The Income Tax Act contains particular provisions that allow business owners paying for a good or service to withhold tax from their payments to the supplier. If someone doesn’t, those expenses won’t be allowed and they’ll have to pay more taxes as a result.

For instance, the entire sum of Rs 3,00,000 won’t be permitted when assessing the taxable profit if you give an agent Rs 3,00,000 commission without deducting the tax at a rate of 10%.

Donation

Donating money offers you the satisfaction of just doing good deeds as well as tax advantages. Donations made to recognised charities and funds, like PM’s relief fund, can help you reduce your taxes. To qualify for tax benefits, you could also donate to an established political party.

Housing Loan

If you think it’s not advantageous to buy a house with a bank loan, you’re mistaken. It can increase greatly over time, is a long-term asset, and offers tax advantages. 

When you associated your PAN with the company, you may be able to claim deductions for taxes of up to Rs 1,50,000 per year under Section 80C of the Income Tax Act.

Depreciation

Manufacturing-related businesses receive substantial tax advantages. Companies (under Section 35AD) building new machinery and equipment over a year may deduct up to 20% more than usual in depreciation in the year they are placed into service.

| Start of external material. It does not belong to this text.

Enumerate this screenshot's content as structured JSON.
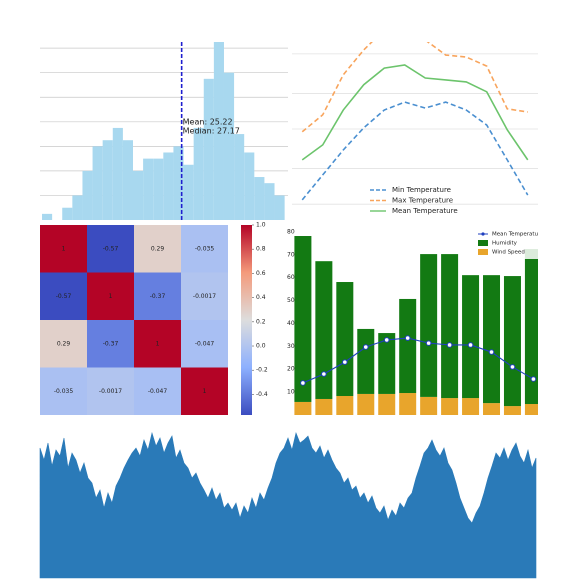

For instance, you would be obligated to pay taxes on the unclaimed 20% when you bought new machinery, declared normal depreciation of 15%, and did not claim extra depreciation of 20%.

Digital Transactions

Paying your employees in cash wouldn’t be a good choice in this digital age. You will also be included on the income tax agency’s “red list.” This is prohibited in your account books to offer someone over Rs 20,000 in cash together in a single transaction.

For instance, the income tax authority will judge a cash payment of over Rs 20,000 made to a worker in a single day to be invalid. Your taxability thus rises. So, it’s always a good idea to pay your employees by bank transfer.

Conclusion

A rupee saved is a rupee earned. It makes sense to use tax-saving measures when there are numerous of them available. In the long term, adopting tax-saving strategies will pay off.